The number of ways to choose two horizontal lines from the \( 4 \) available is:

\[ \binom{4}{2} = \frac{4 \times 3}{2} = 6 \]

The number of ways to choose two vertical lines from the \( 3 \) available is:

\[ \binom{3}{2} = \frac{3 \times 2}{2} = 3 \]

Thus, the total number of rectangles is:

\[ 6 \times 3 = 18 \]

So, there are \( \boxed{18} \) rectangles in the grid.

4. Problem: Divisibility - Solution¶

What is the smallest integer divisible by \( 5 \), \( 6 \), and \( 7 \)?

Solution: To find the smallest integer divisible by \( 5 \), \( 6 \), and \( 7 \), we need to find the least common multiple (LCM) of these numbers.

First, find the prime factorizations of the numbers:

\( 5 \) is prime.
\( 6 = 2 \times 3 \)
\( 7 \) is prime.

The LCM is the product of the highest powers of all prime factors:

\[ \text{LCM}(5, 6, 7) = 2^1 \times 3^1 \times 5^1 \times 7^1 = 210 \]

Thus, the smallest integer divisible by \( 5 \), \( 6 \), and \( 7 \) is \( \boxed{210} \).

5. Problem: Probability with Dice - Solution¶

Two six-sided dice are rolled.
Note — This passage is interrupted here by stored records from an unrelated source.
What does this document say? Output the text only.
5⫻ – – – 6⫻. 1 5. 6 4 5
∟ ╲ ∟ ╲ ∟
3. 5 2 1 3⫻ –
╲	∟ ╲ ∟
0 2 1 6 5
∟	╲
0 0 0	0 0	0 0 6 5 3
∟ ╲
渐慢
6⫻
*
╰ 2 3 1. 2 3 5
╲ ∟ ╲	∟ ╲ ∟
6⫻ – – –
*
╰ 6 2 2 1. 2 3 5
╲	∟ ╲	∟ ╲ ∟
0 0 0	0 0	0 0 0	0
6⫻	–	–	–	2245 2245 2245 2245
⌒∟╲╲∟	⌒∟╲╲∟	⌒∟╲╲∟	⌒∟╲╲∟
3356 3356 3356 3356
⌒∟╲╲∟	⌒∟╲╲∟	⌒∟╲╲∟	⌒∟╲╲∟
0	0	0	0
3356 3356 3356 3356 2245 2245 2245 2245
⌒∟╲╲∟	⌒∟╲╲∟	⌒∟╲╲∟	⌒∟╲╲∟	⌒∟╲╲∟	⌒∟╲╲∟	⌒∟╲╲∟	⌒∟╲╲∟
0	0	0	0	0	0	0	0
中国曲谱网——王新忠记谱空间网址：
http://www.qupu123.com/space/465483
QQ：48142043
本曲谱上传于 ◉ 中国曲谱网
What is the probability that the sum of the numbers rolled is \( 7 \)?

Solution: There are a total of \( 6 \times 6 = 36 \) possible outcomes when rolling two dice (since each die has 6 faces). Now, list the outcomes where the sum of the dice is \( 7 \):

\[ (1, 6), (2, 5), (3, 4), (4, 3), (5, 2), (6, 1) \]

There are \( 6 \) outcomes where the sum is \( 7 \). Therefore, the probability is:

\[ \frac{6}{36} = \frac{1}{6} \]

So, the probability that the sum is \( 7 \) is \( \boxed{\frac{1}{6}} \).

6. Problem: Arithmetic Sequence - Solution¶

The first term of an arithmetic sequence is \( 3 \), and the fifth term is \( 19 \). What is the common difference of the sequence?

Solution: In an arithmetic sequence, each term is given by:

\[ a_n = a_1 + (n-1)d \]

where \( a_n \) is the \( n \)-th term, \( a_1 \) is the first term, and \( d \) is the common difference.

We know:

\( a_1 = 3 \)
\( a_5 = 19 \)

Substitute \( n = 5 \) into the formula for the fifth term:

\[ a_5 = a_1 + (5-1)d = 19 \]

\[ 3 + 4d = 19 \]

\[ 4d = 16 \]

\[ d = 4 \]

Thus, the common difference is \( \boxed{4} \).